The "stack" here is Vault, Consul, and Nomad. Here's a snippet of what they do:
- Vault: secrets management. As well as basic key/value stuff, it can provision things like database credentials on demand.
- Consul: service discovery and configuration store.
- Nomad: container scheduling. Basically, give it declarative manifests of apps to run and it'll figure out placements. Pretty advanced in terms of scheduling; it can do blue/green by default, plus any constraints you'd like (e.g. keeping services from being all on the same node/rack, or running one instance of a service on every node.) Not just containers either; it can do raw exec, Java, firecracker VMs, etc.
I tried to get as much as possible configured declaratively (either with Nix or Terraform) and I think I've mostly succeeded, although secrets management needs a little bit of cleanup (maybe with agenix?)
Here's a collection of impressions in no particular order:
- Overall, I really like using this system. Everything feels well-put-together. It's a neater garden than my Kubernetes setup was.
- Probably the biggest thing to figure out was which piece of the stack depended on which other pieces. You can set it up however you like: for example, Nomad can use Consul to discover clients/servers for clustering, or you can run Consul using Nomad. I ended up setting up all three in server mode on a control box, then adding a few clients to run workloads (although it could hypothetically happen all on one machine.) Nomad depends on Consul service discovery to connect clients to the server, and on Vault for OIDC login.
- I would have appreciated more guidance on the "right way" to set up TLS. Nomad relies on mutual TLS to keep unauthorized clients from joining the cluster as well as the usual transport security. There's a CLI to set it up with a self-signed CA, but the docs all make vague references to getting better certificates somehow. I'm not a security person, so that feels just a little unsettling!
- I'm not 100% clear what the network security model in Nomad is. For example, I thought I could use Consul Connect (a service mesh) to control access to services within the cluster, but when I used it I found that I could still connect to all my services in the private Hetzner network. I'd like to restrict that eventually, but I gave up for now since the Envoy sidecars from Connect are pretty heavy given my tasks' needs.

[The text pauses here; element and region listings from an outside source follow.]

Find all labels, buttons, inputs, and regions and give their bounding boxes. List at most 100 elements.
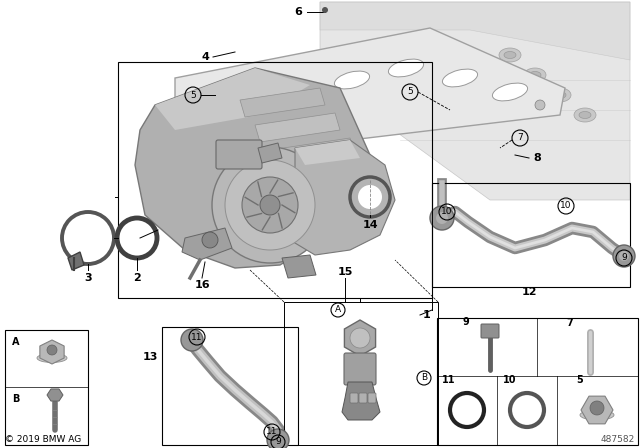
Text: 7: 7 — [517, 134, 523, 142]
Polygon shape — [175, 28, 565, 158]
Circle shape — [267, 429, 289, 448]
Ellipse shape — [492, 83, 527, 101]
Circle shape — [215, 113, 225, 123]
Ellipse shape — [504, 52, 516, 59]
Text: A: A — [12, 337, 19, 347]
Text: 5: 5 — [577, 375, 584, 385]
Ellipse shape — [524, 68, 546, 82]
Bar — [437, 318, 638, 445]
Text: B: B — [12, 394, 19, 404]
Circle shape — [322, 7, 328, 13]
Ellipse shape — [580, 410, 614, 420]
Text: 10: 10 — [441, 207, 452, 216]
Circle shape — [350, 328, 370, 348]
Ellipse shape — [230, 98, 266, 116]
Text: 16: 16 — [194, 280, 210, 290]
Ellipse shape — [529, 72, 541, 78]
Ellipse shape — [335, 71, 369, 89]
Text: A: A — [335, 306, 341, 314]
Circle shape — [47, 345, 57, 355]
Bar — [284, 302, 438, 445]
FancyBboxPatch shape — [350, 393, 358, 403]
Text: 11: 11 — [442, 375, 456, 385]
Polygon shape — [182, 228, 232, 260]
Ellipse shape — [579, 112, 591, 119]
FancyBboxPatch shape — [344, 353, 376, 385]
Polygon shape — [320, 2, 630, 200]
FancyBboxPatch shape — [481, 324, 499, 338]
Text: 3: 3 — [84, 273, 92, 283]
Text: 4: 4 — [201, 52, 209, 62]
Circle shape — [619, 251, 629, 261]
Circle shape — [358, 185, 382, 209]
Text: 9: 9 — [275, 438, 281, 447]
Polygon shape — [344, 320, 376, 356]
Circle shape — [181, 329, 203, 351]
Text: 12: 12 — [521, 287, 537, 297]
Text: 13: 13 — [142, 352, 157, 362]
Text: 5: 5 — [407, 87, 413, 96]
Circle shape — [430, 206, 454, 230]
FancyBboxPatch shape — [359, 393, 367, 403]
Ellipse shape — [554, 91, 566, 99]
Bar — [5, 330, 88, 445]
Text: 11: 11 — [266, 427, 278, 436]
Ellipse shape — [280, 84, 316, 102]
Text: 15: 15 — [337, 267, 353, 277]
Ellipse shape — [499, 48, 521, 62]
Ellipse shape — [388, 59, 424, 77]
Circle shape — [212, 147, 328, 263]
Polygon shape — [135, 68, 370, 268]
Polygon shape — [295, 140, 360, 165]
Text: B: B — [421, 374, 427, 383]
Circle shape — [458, 401, 476, 419]
Text: © 2019 BMW AG: © 2019 BMW AG — [5, 435, 81, 444]
Text: 8: 8 — [533, 153, 541, 163]
Polygon shape — [155, 68, 310, 130]
Text: 10: 10 — [560, 202, 572, 211]
Circle shape — [510, 393, 544, 427]
Text: 14: 14 — [362, 220, 378, 230]
Polygon shape — [342, 382, 380, 420]
Polygon shape — [47, 389, 63, 401]
Polygon shape — [258, 143, 282, 163]
Circle shape — [535, 100, 545, 110]
Ellipse shape — [574, 108, 596, 122]
Polygon shape — [240, 88, 325, 117]
Text: 5: 5 — [190, 90, 196, 99]
Polygon shape — [40, 340, 64, 364]
Text: 6: 6 — [294, 7, 302, 17]
Polygon shape — [275, 140, 395, 255]
Ellipse shape — [442, 69, 477, 87]
FancyBboxPatch shape — [368, 393, 376, 403]
Text: 9: 9 — [463, 317, 469, 327]
Circle shape — [202, 232, 218, 248]
FancyBboxPatch shape — [216, 140, 262, 169]
Circle shape — [242, 177, 298, 233]
Text: 11: 11 — [191, 332, 203, 341]
Text: 1: 1 — [423, 310, 431, 320]
Circle shape — [260, 195, 280, 215]
Text: 10: 10 — [503, 375, 516, 385]
Bar — [432, 183, 630, 287]
Polygon shape — [282, 255, 316, 278]
Circle shape — [590, 401, 604, 415]
Text: 7: 7 — [566, 318, 573, 328]
Bar — [162, 327, 298, 445]
Polygon shape — [270, 138, 355, 167]
Text: 487582: 487582 — [601, 435, 635, 444]
Bar — [118, 62, 432, 298]
Ellipse shape — [37, 353, 67, 362]
Polygon shape — [581, 396, 613, 424]
Polygon shape — [320, 2, 630, 60]
Circle shape — [436, 212, 448, 224]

- I really love how declarative and complete the Nomad job specs are. To get similar in Kubernetes, I'd need multiple deployments with pod definitions plus services and HPAs, probably running something like Argo Rollouts to get blue/green deployments. In Nomad that's one file and one control loop.
- I also love the integrations between products in the stack. For example, there's a Nomad provider for Terraform, and I'm doing CD for all my workloads by templating out Nomad jobspecs using Terraform variables.
The one thing that makes me feel annoyed about this setup is the somewhat arbitrary line that gets drawn between the "community" (free) and enterprise versions of all the software. For example, you can set up OIDC login for Nomad in the community edition, but that's a paid feature in Consul.
There are also a few features that I'd be willing to pay a reasonable small-business-sized fee to access, but not a "contact us for enterprise pricing" fee. The biggest one is resource quotas: I can set up namespacing within Nomad, but all namespaces can run whatever they'd like with no limit. I'd like to restrict that, just to limit the blast radius if I mess something up or my continuous delivery API keys get leaked and some cryptominer decides to set up shop in my cluster. I kinda get why it's an enterprise feature (since it essentially segments Nomad into per-team resource pools) but I'd still like it.
Other than that, I have very few drawbacks about using Nomad. The BSL/IBM stuff coming up is the biggest thing, but I think I've got a good amount of time before post-acquisition shenanigans would make me want to switch.